Прошло десять месяцев, и интерес Пайнкоффина к потенциальному свиноводству стал вроде бы затихать, особенно с тех пор, как он стал развивать собственные воззрения. А от Нэффертона все продолжали сыпаться письма с вопросами «об общегосударственном аспекте этой проблемы, исходя из намерения легализовать продажу свинины, что может вызвать недовольство мусульманского населения Верхней Индии». Он догадывался, что после всех этих пустяков, занудств и мелочных ковыряний Пайнкоффину явно не хватает размаха, работы с развязанными руками. И действительно, Пайнкоффин расправился с последним вопросом мастерски и доказал, «что нет оснований опасаться взрыва народного гнева». Нэффертон ответил, что только Гражданин может так глубоко проникнуть в суть дела, и походя искусил его «возможными выгодами, которые может получить правительство от продажи свиной щетины». По свиной щетине имеется огромная литература, а обувщики и торговцы щетками и красками различают гораздо больше разновидностей щетины, чем вы можете себе представить.

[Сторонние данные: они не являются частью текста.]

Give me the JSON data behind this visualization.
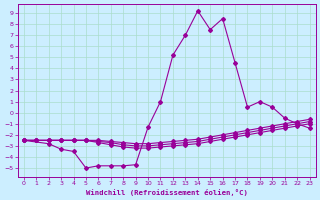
{
  "background_color": "#cceeff",
  "grid_color": "#aaddcc",
  "line_color": "#990099",
  "xlabel": "Windchill (Refroidissement éolien,°C)",
  "xlim_min": -0.5,
  "xlim_max": 23.5,
  "ylim_min": -5.8,
  "ylim_max": 9.8,
  "xticks": [
    0,
    1,
    2,
    3,
    4,
    5,
    6,
    7,
    8,
    9,
    10,
    11,
    12,
    13,
    14,
    15,
    16,
    17,
    18,
    19,
    20,
    21,
    22,
    23
  ],
  "yticks": [
    9,
    8,
    7,
    6,
    5,
    4,
    3,
    2,
    1,
    0,
    -1,
    -2,
    -3,
    -4,
    -5
  ],
  "line1_x": [
    0,
    1,
    2,
    3,
    4,
    5,
    6,
    7,
    8,
    9,
    10,
    11,
    12,
    13,
    14,
    15,
    16,
    17,
    18,
    19,
    20,
    21,
    22,
    23
  ],
  "line1_y": [
    -2.5,
    -2.5,
    -2.5,
    -2.5,
    -2.5,
    -2.5,
    -2.7,
    -2.9,
    -3.1,
    -3.2,
    -3.2,
    -3.1,
    -3.0,
    -2.9,
    -2.8,
    -2.6,
    -2.4,
    -2.2,
    -2.0,
    -1.8,
    -1.6,
    -1.4,
    -1.2,
    -1.0
  ],
  "line2_x": [
    0,
    1,
    2,
    3,
    4,
    5,
    6,
    7,
    8,
    9,
    10,
    11,
    12,
    13,
    14,
    15,
    16,
    17,
    18,
    19,
    20,
    21,
    22,
    23
  ],
  "line2_y": [
    -2.5,
    -2.5,
    -2.5,
    -2.5,
    -2.5,
    -2.5,
    -2.6,
    -2.7,
    -2.9,
    -3.0,
    -3.0,
    -2.9,
    -2.8,
    -2.7,
    -2.6,
    -2.4,
    -2.2,
    -2.0,
    -1.8,
    -1.6,
    -1.4,
    -1.2,
    -1.0,
    -0.8
  ],
  "line3_x": [
    0,
    1,
    2,
    3,
    4,
    5,
    6,
    7,
    8,
    9,
    10,
    11,
    12,
    13,
    14,
    15,
    16,
    17,
    18,
    19,
    20,
    21,
    22,
    23
  ],
  "line3_y": [
    -2.5,
    -2.5,
    -2.5,
    -2.5,
    -2.5,
    -2.5,
    -2.5,
    -2.6,
    -2.7,
    -2.8,
    -2.8,
    -2.7,
    -2.6,
    -2.5,
    -2.4,
    -2.2,
    -2.0,
    -1.8,
    -1.6,
    -1.4,
    -1.2,
    -1.0,
    -0.8,
    -0.6
  ],
  "line4_x": [
    0,
    2,
    3,
    4,
    5,
    6,
    7,
    8,
    9,
    10,
    11,
    12,
    13,
    14,
    15,
    16,
    17,
    18,
    19,
    20,
    21,
    22,
    23
  ],
  "line4_y": [
    -2.5,
    -2.8,
    -3.3,
    -3.5,
    -5.0,
    -4.8,
    -4.8,
    -4.8,
    -4.7,
    -1.3,
    1.0,
    5.2,
    7.0,
    9.2,
    7.5,
    8.5,
    4.5,
    0.5,
    1.0,
    0.5,
    -0.5,
    -1.0,
    -1.4
  ]
}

Слегка поразившись Нэффертоновой страсти к информации, Пайнкоффин выслал монографию на пятидесяти одной странице: «Продукты, получаемые из свиньи». Тут уж его понесло, под чутким руководством Нэффертона, прямиком к фабрикам Канпура, где свиные кожи идут на седла, а оттуда к дубильщикам. Пайнкоффин написал, что лучшее средство для обработки свиных кож — семя граната, и заметил (минувшие четырнадцать месяцев изрядно измотали его), что Нэффертону «поначалу надо бы развести свиней, а уж потом дубить их кожу».
Нэффертон вернулся ко второму разделу пятого вопроса. Каким образом можно добиться, чтобы чужеземная свинья давала столько же свинины, сколько она дает на Западе, и при этом «приобрела бы ту же волосатость, что и ее восточный сородич»? У Пайнкоффина мороз пошел по коже, потому что он уже забыл все, о чем писал шестнадцать месяцев назад, и был близок к тому, чтобы начать все сначала. Он слишком далеко зашел в дебри, чтобы отступиться, и в порыве минутной слабости написал: «Обратитесь к моему первому письму»; оно касалось дравидской свиньи. На самом деле Пайнкоффин должен был добраться до акклиматизации, а скатился на второстепенный вопрос о скрещивании видов.

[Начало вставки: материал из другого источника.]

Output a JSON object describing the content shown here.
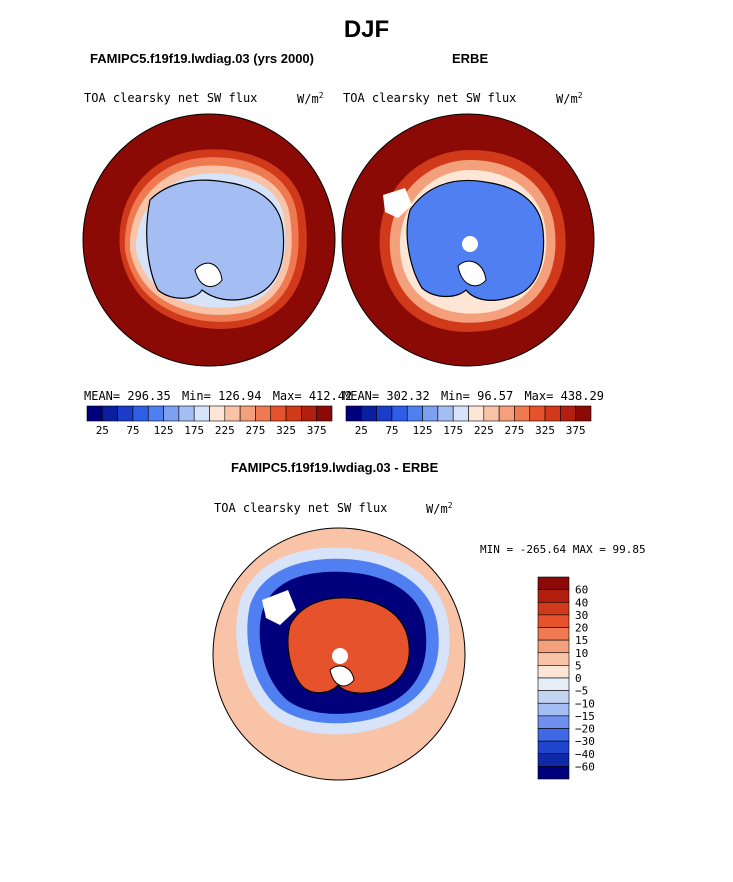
{
  "title": "DJF",
  "panels": {
    "model": {
      "title": "FAMIPC5.f19f19.lwdiag.03 (yrs 2000)",
      "variable": "TOA clearsky net SW flux",
      "units": "W/m",
      "units_sup": "2",
      "stats": {
        "mean_label": "MEAN=",
        "mean": "296.35",
        "min_label": "Min=",
        "min": "126.94",
        "max_label": "Max=",
        "max": "412.42"
      }
    },
    "obs": {
      "title": "ERBE",
      "variable": "TOA clearsky net SW flux",
      "units": "W/m",
      "units_sup": "2",
      "stats": {
        "mean_label": "MEAN=",
        "mean": "302.32",
        "min_label": "Min=",
        "min": "96.57",
        "max_label": "Max=",
        "max": "438.29"
      }
    },
    "diff": {
      "title": "FAMIPC5.f19f19.lwdiag.03 - ERBE",
      "variable": "TOA clearsky net SW flux",
      "units": "W/m",
      "units_sup": "2",
      "range_text": "MIN = -265.64  MAX =  99.85"
    }
  },
  "chart_data": [
    {
      "type": "heatmap",
      "projection": "polar-stereographic-south",
      "title": "FAMIPC5.f19f19.lwdiag.03 (yrs 2000)",
      "variable": "TOA clearsky net SW flux",
      "units": "W/m2",
      "mean": 296.35,
      "min": 126.94,
      "max": 412.42,
      "colorbar": {
        "tick_labels": [
          "25",
          "75",
          "125",
          "175",
          "225",
          "275",
          "325",
          "375"
        ],
        "levels": [
          0,
          25,
          50,
          75,
          100,
          125,
          150,
          175,
          200,
          225,
          250,
          275,
          300,
          325,
          350,
          375,
          400
        ],
        "colors": [
          "#00007d",
          "#0a1fa0",
          "#1a3cc8",
          "#2f5ee6",
          "#4f7ff0",
          "#7da0f0",
          "#a4bdf2",
          "#d6e3f8",
          "#fde6d6",
          "#f8c3a6",
          "#f4a07c",
          "#ef7a52",
          "#e6522c",
          "#d03a1a",
          "#b21f0e",
          "#8c0a05"
        ]
      }
    },
    {
      "type": "heatmap",
      "projection": "polar-stereographic-south",
      "title": "ERBE",
      "variable": "TOA clearsky net SW flux",
      "units": "W/m2",
      "mean": 302.32,
      "min": 96.57,
      "max": 438.29,
      "colorbar": {
        "tick_labels": [
          "25",
          "75",
          "125",
          "175",
          "225",
          "275",
          "325",
          "375"
        ],
        "levels": [
          0,
          25,
          50,
          75,
          100,
          125,
          150,
          175,
          200,
          225,
          250,
          275,
          300,
          325,
          350,
          375,
          400
        ],
        "colors": [
          "#00007d",
          "#0a1fa0",
          "#1a3cc8",
          "#2f5ee6",
          "#4f7ff0",
          "#7da0f0",
          "#a4bdf2",
          "#d6e3f8",
          "#fde6d6",
          "#f8c3a6",
          "#f4a07c",
          "#ef7a52",
          "#e6522c",
          "#d03a1a",
          "#b21f0e",
          "#8c0a05"
        ]
      }
    },
    {
      "type": "heatmap",
      "projection": "polar-stereographic-south",
      "title": "FAMIPC5.f19f19.lwdiag.03 - ERBE",
      "variable": "TOA clearsky net SW flux",
      "units": "W/m2",
      "min": -265.64,
      "max": 99.85,
      "colorbar": {
        "tick_labels": [
          "60",
          "40",
          "30",
          "20",
          "15",
          "10",
          "5",
          "0",
          "−5",
          "−10",
          "−15",
          "−20",
          "−30",
          "−40",
          "−60"
        ],
        "colors_top_to_bottom": [
          "#8c0a05",
          "#b21f0e",
          "#d03a1a",
          "#e6522c",
          "#ef7a52",
          "#f4a07c",
          "#f8c3a6",
          "#fde6d6",
          "#e8eef8",
          "#c3d3f2",
          "#a4bdf2",
          "#6f90ee",
          "#3f68e4",
          "#1f45cc",
          "#0e2aa8",
          "#00007d"
        ]
      }
    }
  ]
}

Вот уж когда Нэффертон полностью раскрыл свои карты! Он величавым слогом выразил правительству недовольство «недостаточностью предоставленной помощи в моих серьезных намерениях положить начало предприятию, которое воздастся сторицей, и легкомысленным отношением к моим запросам об информации со стороны джентльмена, чья псевдоученость едва позволяет ему понять основные различия хотя бы между дравидской и беркширской разновидностью рода Sus.[12] Если следует понимать, что письмо, к которому он меня отсылает, содержит его серьезные воззрения на акклиматизацию этого ценного, хотя, возможно, и не слишком чистоплотного животного, то я с трудом вынужден поверить» и т. д. и т. п.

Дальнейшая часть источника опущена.